On Saturday, April 21st, I had a doctor’s appointment at the hospital where I was planning to birth the baby. It was a regular routine appointment. Hubby and I showed up for our appointment in good spirits. We had been practicing for a Hypnobabies birth and were feeling good about our ability to have a birth the way we wanted. They take us to the back and take my vitals and then hook me up for fetal monitoring. (After 37 weeks you have fetal monitoring at every appointment.) However, at 38 weeks this was the first time I had the procedure done as part of a routine appointment. So I lay down, get hooked up and prepare to relax for 20 minutes. 20 minutes go by and they weren’t getting a good reading. The baby’s heart rate should have been going up and down, but it was staying steady. They unhooked me, rehooked me and ran the test again, still the same. So they told me it’s probably because I hadn’t eaten within the past hour. So hubby and I go get a sandwich and a piece of cake. Surely, that would get little man up and moving. Alas, after another round of fetal monitoring ... nothing. This thoroughly freaked the doctor.
Doctor: I’m admitting you right now. We have to get that baby out now.
Me: HUH? What? He’s fine.
Doctor: No! We have to get the baby out now! He’s suffering from fetal distress.
Me: Um, OK (I'm in shock)
Doctor: We’re sending you up to labor and delivery for an emergency csection.
While in labor and delivery, I was hooked up again, just to be sure, while in there I had one monster contraction, that I didn't feel (I never felt contractions with EM either, though I was having them), the baby's heart rate didn't budge. I lost it at that point. I did not want to have a csection. I wanted to go through labor and birth my baby naturally. My baby, my body, my decision, right? That is what I wanted. I had spent every day for the past 5 months preparing for this moment. Now I felt like it was being taking from me. On the flip side, hubby and I had to make a decision about what to do to based on the information we had been given that would be in the best interest for the baby (not for me and my own agenda). We decided to follow the doctor’s advice.

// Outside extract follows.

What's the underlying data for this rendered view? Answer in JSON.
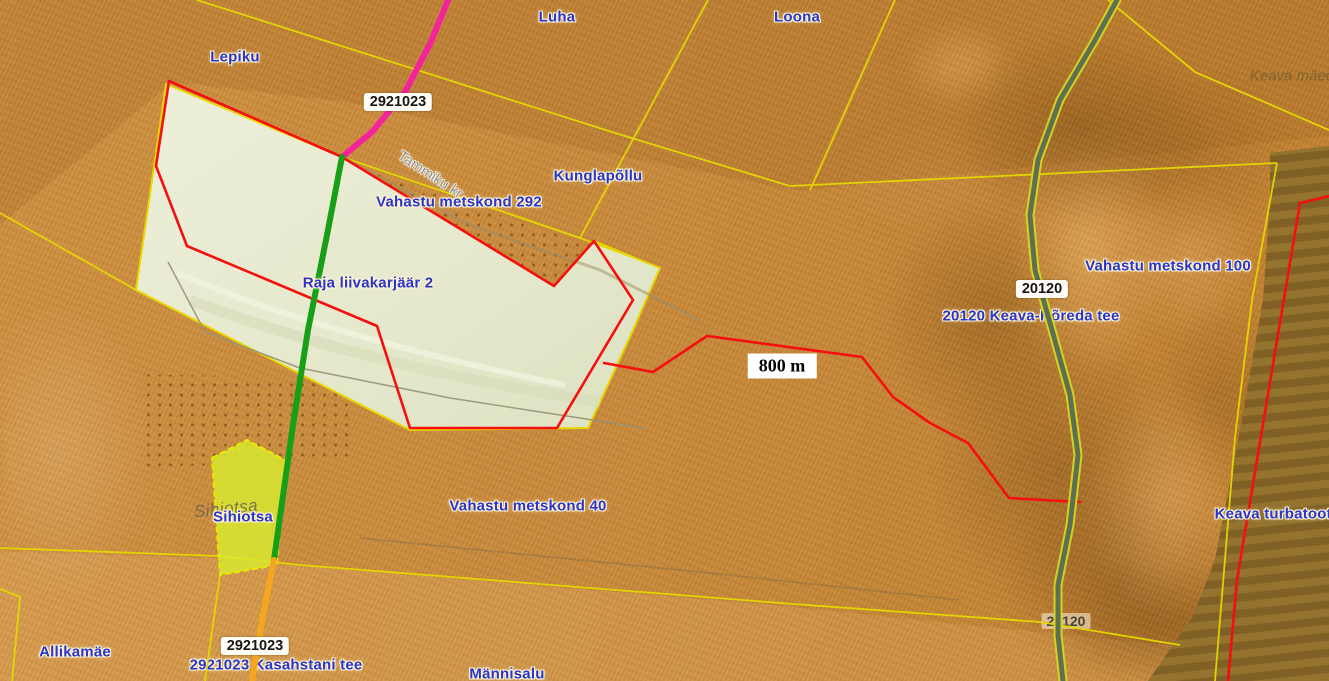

The csection and the recovery were/are very hard. The anesthesia during the surgery made feel like a couldn’t breath (but I could), made me feel like I couldn’t swallow (I could), made my face itchy. I also felt absolutely nothing that was going on with the surgery. Right as the baby was being born it took several attendant pushing on my belly from the top to get the baby out. But he came out! And then he yelled at every one in the room. :) After the surgery, I got the shakes. I felt like a druggie. The pain after the anesthesia wore off was amazing. AMAZING! The day after the surgery I got a cough! I thought was going to die. The nurses just gave me Ibuprofen, but the doctor gave me some tips on how to hold my incision to reduce the pain when I coughed. It worked well. Everyday the pain gets a little less. After a week, I was able to tackle the stairs. Which meant I could get a real shower in my my own bathroom. It was lovely! I’m now up to two trips on the stairs. :) It still hurts when I do certain things, but I am sure now there is a light at the end of the tunnel.
EM came to visit a couple times while were in the hospital. He is so in love with his brother. If he came by while the baby was out for a procedure, he’d ask, “Where’s my baby.” At home he loves to kiss and love on the baby. He’s constantly doing poopy diaper checks. LOL. He’s being a great help and such a loving big brother.